Retail sales slowed in October but fundamentally remain solid. Sales rose only 0.1 percent. But when excluding vehicles, which slipped back after surging in prior months, and when also excluding gasoline stations, where sales once again fell on price weakness, core sales rose a respectable 0.3 percent which hits the consensus.
And there are solid gains – including housing-related components of furniture & home furnishings and building materials & garden equipment. Nonstore retailers also show a strong gain as do restaurants.
Aside from vehicles and gas, other areas that declined are electronics & appliance stores, grocery stores, and the big category of general merchandise sales. Declines in the latter may be related to import-price effects which are deflating sales. A positive, however, is a gain for department stores which are a subset of general merchandise. Apparel sales, which are definitely being held down by import prices, were unchanged following two small declines.

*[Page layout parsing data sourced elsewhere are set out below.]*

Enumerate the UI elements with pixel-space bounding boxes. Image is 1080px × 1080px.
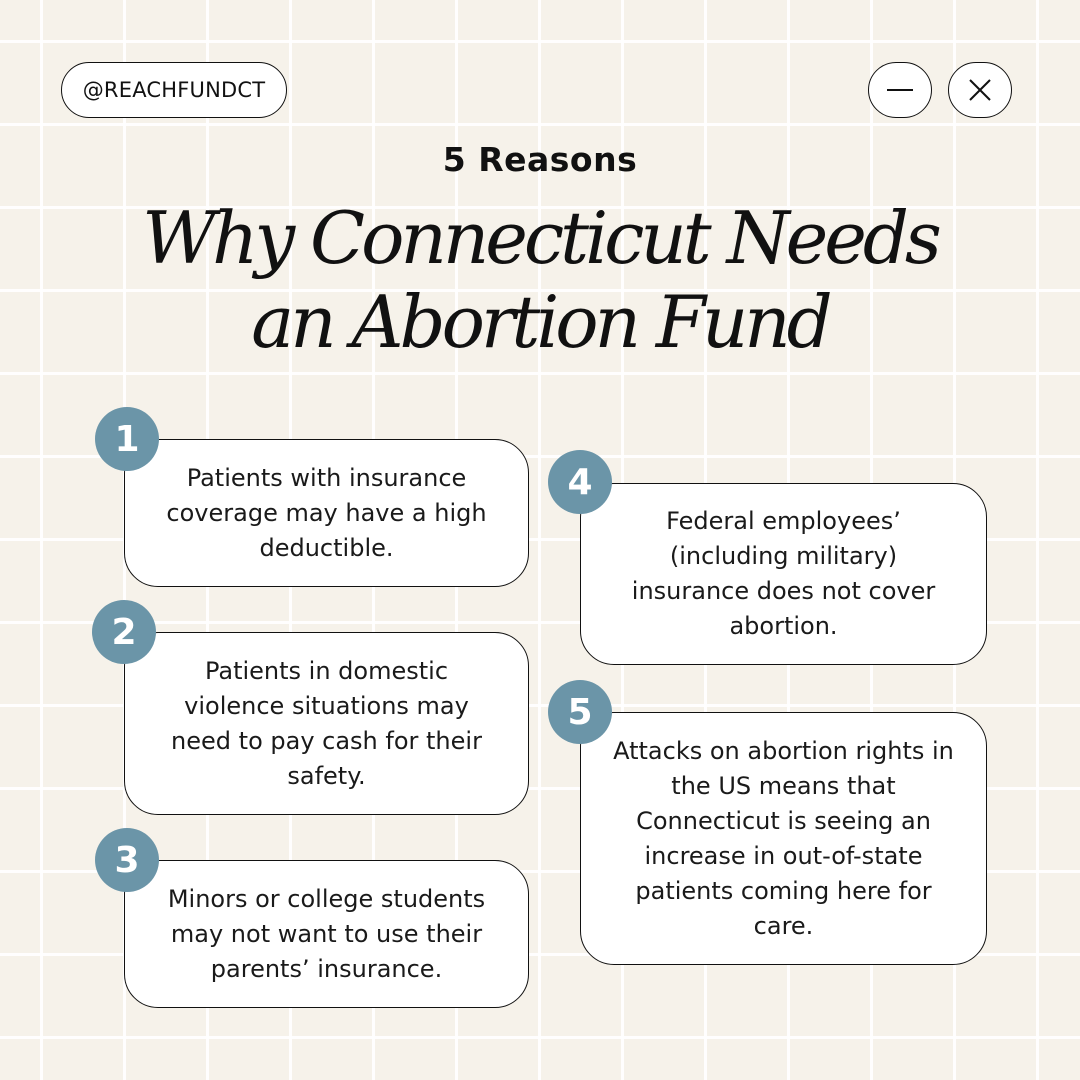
reason-text-2: Patients in domestic violence situations may need to pay cash for their safety.	[171, 656, 482, 790]
subtitle: 5 Reasons	[442, 140, 638, 179]
minus-icon	[887, 88, 913, 92]
reason-text-1: Patients with insurance coverage may have a high deductible.	[166, 463, 487, 562]
reason-number-badge-5: 5	[548, 680, 612, 744]
reason-card-5	[580, 712, 987, 965]
page-title	[0, 196, 1080, 364]
headline-line-1: Why Connecticut Needs	[142, 196, 938, 280]
reason-number-badge-4: 4	[548, 450, 612, 514]
close-button[interactable]	[948, 62, 1012, 118]
headline-line-2: an Abortion Fund	[251, 280, 829, 364]
reason-card-3	[124, 860, 529, 1008]
reason-number-badge-3: 3	[95, 828, 159, 892]
reason-card-1	[124, 439, 529, 587]
reason-text-4: Federal employees’ (including military) insurance does not cover abortion.	[631, 507, 936, 640]
reason-number-badge-1: 1	[95, 407, 159, 471]
reason-card-4	[580, 483, 987, 665]
reason-card-2	[124, 632, 529, 815]
reason-text-5: Attacks on abortion rights in the US means that Connecticut is seeing an increase in out-of-state patients coming here for care.	[613, 736, 954, 940]
close-icon	[968, 78, 992, 102]
handle-pill	[61, 62, 287, 118]
account-handle: @REACHFUNDCT	[82, 78, 266, 102]
minimize-button[interactable]	[868, 62, 932, 118]
reason-text-3: Minors or college students may not want to use their parents’ insurance.	[167, 884, 486, 983]
reason-number-badge-2: 2	[92, 600, 156, 664]
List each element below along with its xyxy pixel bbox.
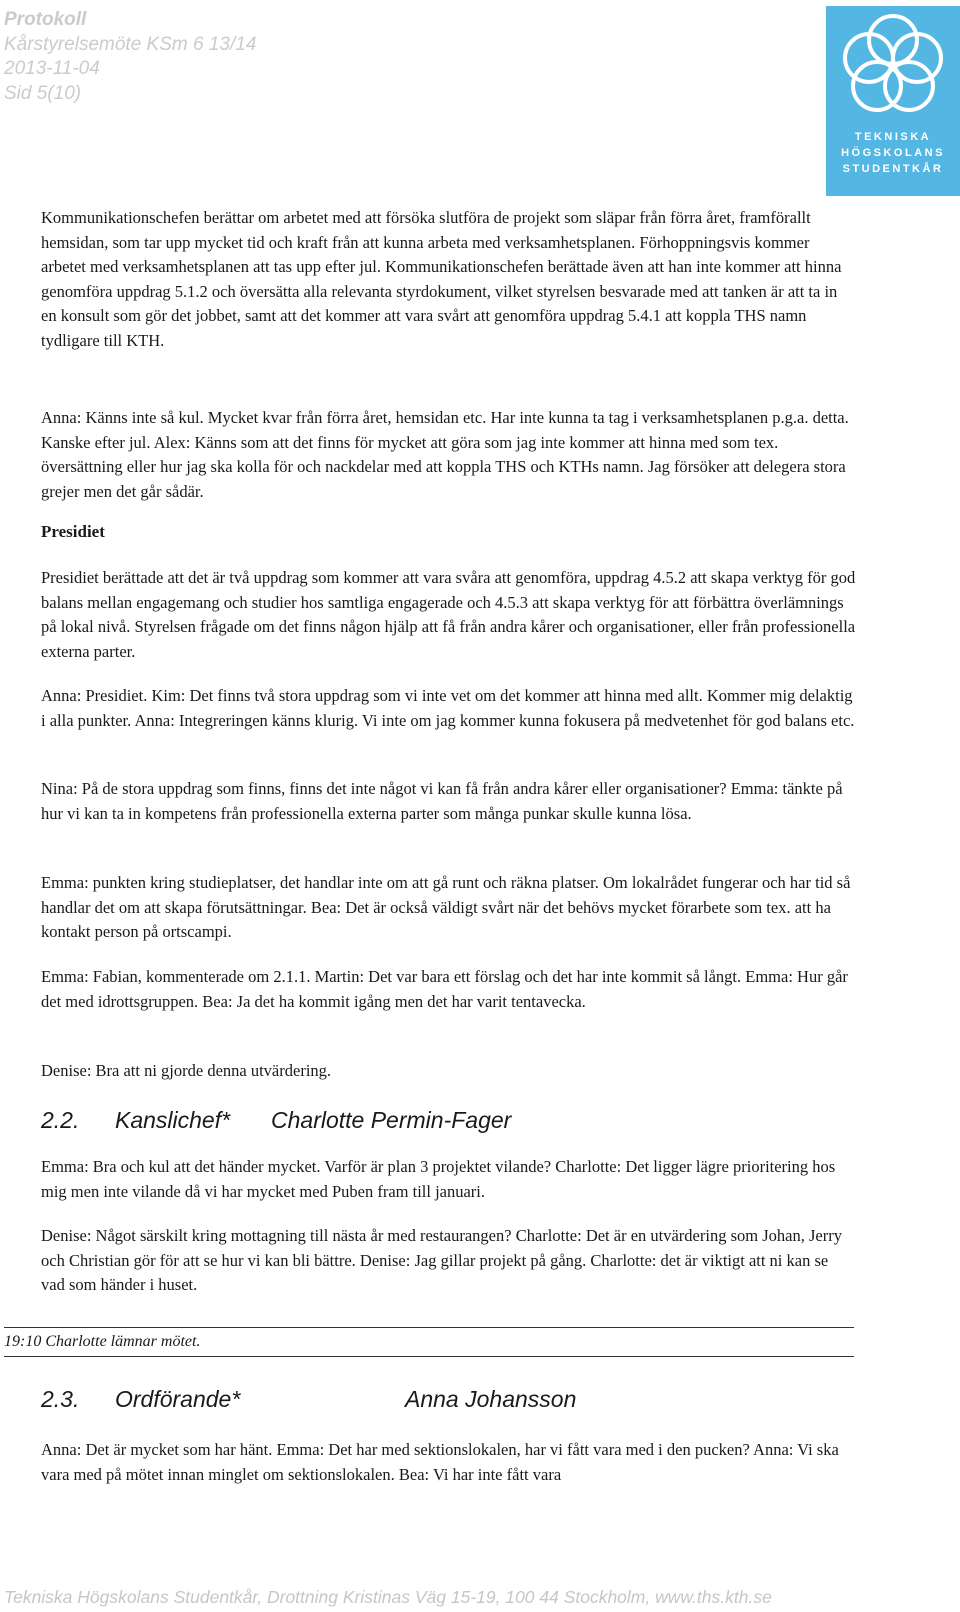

Year-on-year a respectable plus 4.1 percent rate for sales excluding gasoline stations, a component that is down 20.1 percent and has been badly skewing total sales all year. Total sales are up only 1.7 percent.
The headline is weak and year-on-year rates did ease off, including for core ex-auto ex-gas to plus 3.5 from 3.8 percent, but this report is better than it looks, showing underlying strength that shouldn’t scale down expectations for a December FOMC rate hike.